Your actions will scan and report on vulnerability levels and alerts that you configure.
The InspectorSourceCodeScanAction allows you to scan the application source code for vulnerabilities in your repository.
pipeline = nil # AWSCDK::Codepipeline::Pipeline
source_output = AWSCDK::Codepipeline::Artifact.new
source_action = AWSCDK::CodePipelineActions::CodeStarConnectionsSourceAction.new({
action_name: "CodeStarConnectionsSourceAction",
output: source_output,
connection_arn: "your-connection-arn",
owner: "your-owner",
repo: "your-repo",
})
scan_output = AWSCDK::Codepipeline::Artifact.new
scan_action = AWSCDK::CodePipelineActions::InspectorSourceCodeScanAction.new({
action_name: "InspectorSourceCodeScanAction",
input: source_output,
output: scan_output,
})
pipeline.add_stage({
stage_name: "Source",
actions: [source_action],
})
pipeline.add_stage({
stage_name: "Scan",
actions: [scan_action],
})
The InspectorEcrImageScanAction allows you to scan the image for vulnerabilities in your container applications.
require 'aws-cdk-lib'
pipeline = nil # AWSCDK::Codepipeline::Pipeline
repository = nil # AWSCDK::ECR::IRepository
scan_output = AWSCDK::Codepipeline::Artifact.new
scan_action = AWSCDK::CodePipelineActions::InspectorECRImageScanAction.new({
action_name: "InspectorEcrImageScanAction",
output: scan_output,
repository: repository,
})
pipeline.add_stage({
stage_name: "Scan",
actions: [scan_action],
})
The Commands action allows you to run shell commands in a virtual compute instance. When you run the action, commands specified in the action configuration are run in a separate container. All artifacts that are specified as input artifacts to a CodeBuild action are available inside of the container running the commands. This action allows you to specify commands without first creating a CodeBuild project.
# Source action
bucket = AWSCDK::S3::Bucket.new(self, "SourceBucket", {
versioned: true,
})
source_artifact = AWSCDK::Codepipeline::Artifact.new("SourceArtifact")

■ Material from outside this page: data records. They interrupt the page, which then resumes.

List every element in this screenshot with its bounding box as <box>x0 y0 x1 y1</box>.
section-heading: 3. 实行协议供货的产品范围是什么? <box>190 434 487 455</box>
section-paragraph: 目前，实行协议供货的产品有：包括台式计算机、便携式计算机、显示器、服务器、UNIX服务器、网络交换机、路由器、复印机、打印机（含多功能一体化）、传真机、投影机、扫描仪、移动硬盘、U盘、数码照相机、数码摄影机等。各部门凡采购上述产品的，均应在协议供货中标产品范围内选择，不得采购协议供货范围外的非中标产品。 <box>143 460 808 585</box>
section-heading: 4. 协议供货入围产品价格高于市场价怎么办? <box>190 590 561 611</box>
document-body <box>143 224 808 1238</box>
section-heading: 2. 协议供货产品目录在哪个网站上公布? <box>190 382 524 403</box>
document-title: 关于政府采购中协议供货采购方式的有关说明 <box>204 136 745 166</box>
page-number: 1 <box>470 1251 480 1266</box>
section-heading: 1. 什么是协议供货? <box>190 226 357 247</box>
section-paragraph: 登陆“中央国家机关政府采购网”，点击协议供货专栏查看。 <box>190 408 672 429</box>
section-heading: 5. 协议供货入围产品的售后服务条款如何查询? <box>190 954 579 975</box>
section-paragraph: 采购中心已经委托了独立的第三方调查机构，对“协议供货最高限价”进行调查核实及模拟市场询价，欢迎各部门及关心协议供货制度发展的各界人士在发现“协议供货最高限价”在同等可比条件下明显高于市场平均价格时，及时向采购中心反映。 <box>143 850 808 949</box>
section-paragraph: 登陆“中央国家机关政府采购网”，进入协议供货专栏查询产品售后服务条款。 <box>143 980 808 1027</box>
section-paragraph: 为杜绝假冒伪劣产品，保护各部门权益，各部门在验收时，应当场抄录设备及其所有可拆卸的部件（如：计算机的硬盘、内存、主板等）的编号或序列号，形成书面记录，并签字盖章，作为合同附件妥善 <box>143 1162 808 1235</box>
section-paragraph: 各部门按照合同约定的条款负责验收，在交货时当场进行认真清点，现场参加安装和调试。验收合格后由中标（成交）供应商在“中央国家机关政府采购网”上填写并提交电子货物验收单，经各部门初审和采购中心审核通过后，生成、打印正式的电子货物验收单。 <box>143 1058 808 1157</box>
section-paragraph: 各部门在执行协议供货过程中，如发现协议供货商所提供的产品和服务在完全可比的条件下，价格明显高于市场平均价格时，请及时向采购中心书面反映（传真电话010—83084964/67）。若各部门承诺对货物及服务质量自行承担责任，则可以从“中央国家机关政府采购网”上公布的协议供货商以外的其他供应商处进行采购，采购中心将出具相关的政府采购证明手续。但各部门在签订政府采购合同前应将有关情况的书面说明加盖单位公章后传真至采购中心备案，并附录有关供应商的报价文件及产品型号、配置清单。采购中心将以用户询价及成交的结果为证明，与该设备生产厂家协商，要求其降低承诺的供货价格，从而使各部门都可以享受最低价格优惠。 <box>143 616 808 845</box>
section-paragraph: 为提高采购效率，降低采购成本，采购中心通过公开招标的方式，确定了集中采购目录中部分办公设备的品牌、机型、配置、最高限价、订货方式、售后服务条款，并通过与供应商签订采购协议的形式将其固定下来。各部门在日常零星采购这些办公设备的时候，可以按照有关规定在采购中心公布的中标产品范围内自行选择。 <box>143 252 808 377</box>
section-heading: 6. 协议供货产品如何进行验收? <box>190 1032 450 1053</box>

source_action = AWSCDK::CodePipelineActions::S3SourceAction.new({
action_name: "Source",
output: source_artifact,
bucket: bucket,
bucket_key: "my.zip",
})
# Commands action
output_artifact = AWSCDK::Codepipeline::Artifact.new("OutputArtifact")
commands_action = AWSCDK::CodePipelineActions::CommandsAction.new({
action_name: "Commands",
commands: [
"echo \"some commands\"",
],
input: source_artifact,
output: output_artifact,
})
pipeline = AWSCDK::Codepipeline::Pipeline.new(self, "Pipeline", {
stages: [
{
stage_name: "Source",
actions: [source_action],
},
{
stage_name: "Commands",
actions: [commands_action],
},
],
})
If you want to filter the files to be included in the output artifact, you can specify their paths as the second
argument to Artifact.
source_artifact = nil # AWSCDK::Codepipeline::Artifact
# filter files to be included in the output artifact
output_artifact = AWSCDK::Codepipeline::Artifact.new("OutputArtifact", ["my-dir/**/*"])
commands_action = AWSCDK::CodePipelineActions::CommandsAction.new({
action_name: "Commands",
commands: [
"mkdir -p my-dir",
"echo \"HelloWorld\" > my-dir/file.txt",
],
input: source_artifact,
output: output_artifact,
})
You can also specify the output_variables property in the CommandsAction to emit environment variables that can be used
in subsequent actions. The variables are those defined in your shell commands or exported as defaults by the CodeBuild service.
For a reference of CodeBuild environment variables, see
Environment variables in build environments
in the CodeBuild User Guide.
To use the output variables in a subsequent action, you can use the variable method on the action:
source_artifact = nil # AWSCDK::Codepipeline::Artifact
output_artifact = nil # AWSCDK::Codepipeline::Artifact
commands_action = AWSCDK::CodePipelineActions::CommandsAction.new({
action_name: "Commands",
commands: [
"export MY_OUTPUT=my-key",
],
input: source_artifact,
output: output_artifact,
output_variables: ["MY_OUTPUT", "CODEBUILD_BUILD_ID"],
})
# Deploy action
deploy_action = AWSCDK::CodePipelineActions::S3DeployAction.new({
action_name: "DeployAction",
extract: true,
input: output_artifact,
bucket: AWSCDK::S3::Bucket.new(self, "DeployBucket"),
object_key: commands_action.variable("MY_OUTPUT"),
})
See the AWS documentation for more details about using Commands action in CodePipeline.